The foregoing is qualified in its entirety by reference to the Equity Incentive Deferral Plan, a copy of which is attached hereto as Exhibit 10.1 and is incorporated herein by reference.

Forms of Restricted Stock Unit Agreement

On June 12, 2007, the Committee approved forms of Restricted Stock Unit Agreements (the “RSU Agreements”) to be issued under the Company’s 2008 Employee Stock Plan.

The foregoing is qualified in its entirety by reference to the forms of RSU Agreements, copies of which are attached hereto as Exhibit 10.2 and incorporated herein by reference.

Amendments to 2000 Directors’ Option Plan

In March 2008, the Board adopted, subject to stockholder approval for certain provisions, amendments to the Company’s 2000 Directors’ Option Plan (the “2000 Directors’ Plan”). At the Annual Meeting of Stockholders of the Company held on June 12, 2008 (the “Annual Meeting”), the Company’s stockholders approved the amended and restated 2000 Directors’ Plan. The primary amendments to the 2000 Directors’ Plan are to (1) increase the number of shares reserved for issuance thereunder by 600,000 shares and (2) address certain potential tax consequences under Section 409A of the Internal Revenue Code of 1986.
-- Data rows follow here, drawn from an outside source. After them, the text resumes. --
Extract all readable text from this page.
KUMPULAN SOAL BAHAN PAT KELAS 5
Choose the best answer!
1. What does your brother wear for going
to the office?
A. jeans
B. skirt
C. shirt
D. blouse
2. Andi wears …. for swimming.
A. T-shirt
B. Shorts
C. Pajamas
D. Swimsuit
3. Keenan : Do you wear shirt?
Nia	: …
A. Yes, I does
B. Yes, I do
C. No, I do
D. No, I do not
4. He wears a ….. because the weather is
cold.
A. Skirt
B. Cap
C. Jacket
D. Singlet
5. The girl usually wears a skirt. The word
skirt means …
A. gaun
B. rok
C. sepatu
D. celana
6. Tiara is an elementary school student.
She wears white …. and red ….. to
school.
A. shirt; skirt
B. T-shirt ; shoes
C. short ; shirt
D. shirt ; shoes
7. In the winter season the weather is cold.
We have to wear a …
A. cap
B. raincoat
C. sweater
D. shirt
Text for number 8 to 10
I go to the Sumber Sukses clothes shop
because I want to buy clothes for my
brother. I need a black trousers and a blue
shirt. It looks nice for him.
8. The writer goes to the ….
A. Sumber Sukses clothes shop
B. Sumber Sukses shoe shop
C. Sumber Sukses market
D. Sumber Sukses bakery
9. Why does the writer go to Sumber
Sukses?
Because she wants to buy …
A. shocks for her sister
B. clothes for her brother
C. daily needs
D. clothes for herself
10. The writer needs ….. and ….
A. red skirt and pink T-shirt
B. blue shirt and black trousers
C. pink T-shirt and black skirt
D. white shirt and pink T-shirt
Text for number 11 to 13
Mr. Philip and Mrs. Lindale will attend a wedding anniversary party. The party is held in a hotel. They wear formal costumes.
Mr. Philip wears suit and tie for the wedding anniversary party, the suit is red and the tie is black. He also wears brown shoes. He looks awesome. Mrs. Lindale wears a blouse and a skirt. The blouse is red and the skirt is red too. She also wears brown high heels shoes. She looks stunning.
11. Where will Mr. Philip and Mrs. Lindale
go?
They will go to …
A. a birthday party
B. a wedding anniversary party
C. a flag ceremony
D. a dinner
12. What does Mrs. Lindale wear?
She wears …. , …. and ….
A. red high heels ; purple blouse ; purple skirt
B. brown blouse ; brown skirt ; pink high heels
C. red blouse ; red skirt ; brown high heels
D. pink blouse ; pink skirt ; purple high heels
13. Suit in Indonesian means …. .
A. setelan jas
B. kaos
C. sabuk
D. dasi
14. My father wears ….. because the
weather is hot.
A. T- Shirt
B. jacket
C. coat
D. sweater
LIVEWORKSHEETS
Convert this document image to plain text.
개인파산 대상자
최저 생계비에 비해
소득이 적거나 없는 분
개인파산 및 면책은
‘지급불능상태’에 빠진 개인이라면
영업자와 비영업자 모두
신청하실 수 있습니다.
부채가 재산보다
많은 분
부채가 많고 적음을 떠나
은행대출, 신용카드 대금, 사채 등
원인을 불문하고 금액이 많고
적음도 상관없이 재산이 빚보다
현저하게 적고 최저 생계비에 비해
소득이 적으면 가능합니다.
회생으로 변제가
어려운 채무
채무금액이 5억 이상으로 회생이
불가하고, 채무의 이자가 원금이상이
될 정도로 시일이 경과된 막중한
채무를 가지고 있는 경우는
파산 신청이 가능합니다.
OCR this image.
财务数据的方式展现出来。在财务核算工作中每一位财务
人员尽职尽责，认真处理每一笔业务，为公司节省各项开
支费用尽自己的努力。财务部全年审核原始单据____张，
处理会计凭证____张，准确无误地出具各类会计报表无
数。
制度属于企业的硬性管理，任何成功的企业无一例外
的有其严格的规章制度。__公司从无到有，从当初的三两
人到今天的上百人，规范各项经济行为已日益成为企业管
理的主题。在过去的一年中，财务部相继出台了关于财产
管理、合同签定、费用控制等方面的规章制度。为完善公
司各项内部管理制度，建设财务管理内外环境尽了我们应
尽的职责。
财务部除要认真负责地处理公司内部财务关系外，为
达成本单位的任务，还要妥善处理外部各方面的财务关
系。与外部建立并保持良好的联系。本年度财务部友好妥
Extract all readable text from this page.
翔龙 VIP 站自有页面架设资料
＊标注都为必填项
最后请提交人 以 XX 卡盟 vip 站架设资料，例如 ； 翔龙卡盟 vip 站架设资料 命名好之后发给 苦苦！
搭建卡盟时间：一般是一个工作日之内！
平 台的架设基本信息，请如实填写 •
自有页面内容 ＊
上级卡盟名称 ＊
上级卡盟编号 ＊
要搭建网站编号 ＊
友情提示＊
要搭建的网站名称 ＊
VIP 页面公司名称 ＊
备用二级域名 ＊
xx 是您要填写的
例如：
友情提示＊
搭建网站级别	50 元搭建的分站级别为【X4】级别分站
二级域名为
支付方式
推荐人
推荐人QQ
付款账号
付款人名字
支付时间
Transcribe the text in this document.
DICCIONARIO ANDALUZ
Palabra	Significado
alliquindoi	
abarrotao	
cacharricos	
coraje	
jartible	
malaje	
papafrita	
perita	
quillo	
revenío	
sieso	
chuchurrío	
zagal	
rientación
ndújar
The foregoing is qualified in its entirety by reference to the 2000 Directors’ Plan, a copy of which is attached hereto as Exhibit 10.3 and is incorporated herein by reference.

 

Item 5.03. Amendments to Articles of Incorporation or Bylaws; Change in Fiscal Year

On June 12, 2008, the Board amended Article III, Section 3.2 of the Company’s Bylaws to change the number of directors from twelve (12) to ten (10). The Bylaws are filed as Exhibit 3.1 hereto and are incorporated herein by reference.

 

Item 9.01. Exhibits

 

Exhibit No.

  

Description

  3.1    Bylaws, as amended.
10.1    Equity Incentive Deferral Plan.
10.2    Forms of Restricted Stock Unit Agreements.
10.3    2000 Directors’ Option Plan, as amended.
99.1    Description of Credit Agreement.


SIGNATURES

Pursuant to the requirements of the Securities Exchange Act of 1934, the registrant has duly caused this report to be signed on its behalf by the undersigned hereunto duly authorized.

 

AUTODESK, INC.
By:   /S/ RICHARD M. FOEHR
  Richard M. Foehr
  Vice President, Assistant General Counsel

Date: June 18, 2008


EXHIBIT INDEX

 

Exhibit No.

  

Description

  3.1    Bylaws, as amended.
10.1    Equity Incentive Deferral Plan.
10.2    Forms of Restricted Stock Unit Agreements.
10.3    2000 Directors’ Option Plan, as amended.
99.1    Description of Credit Agreement.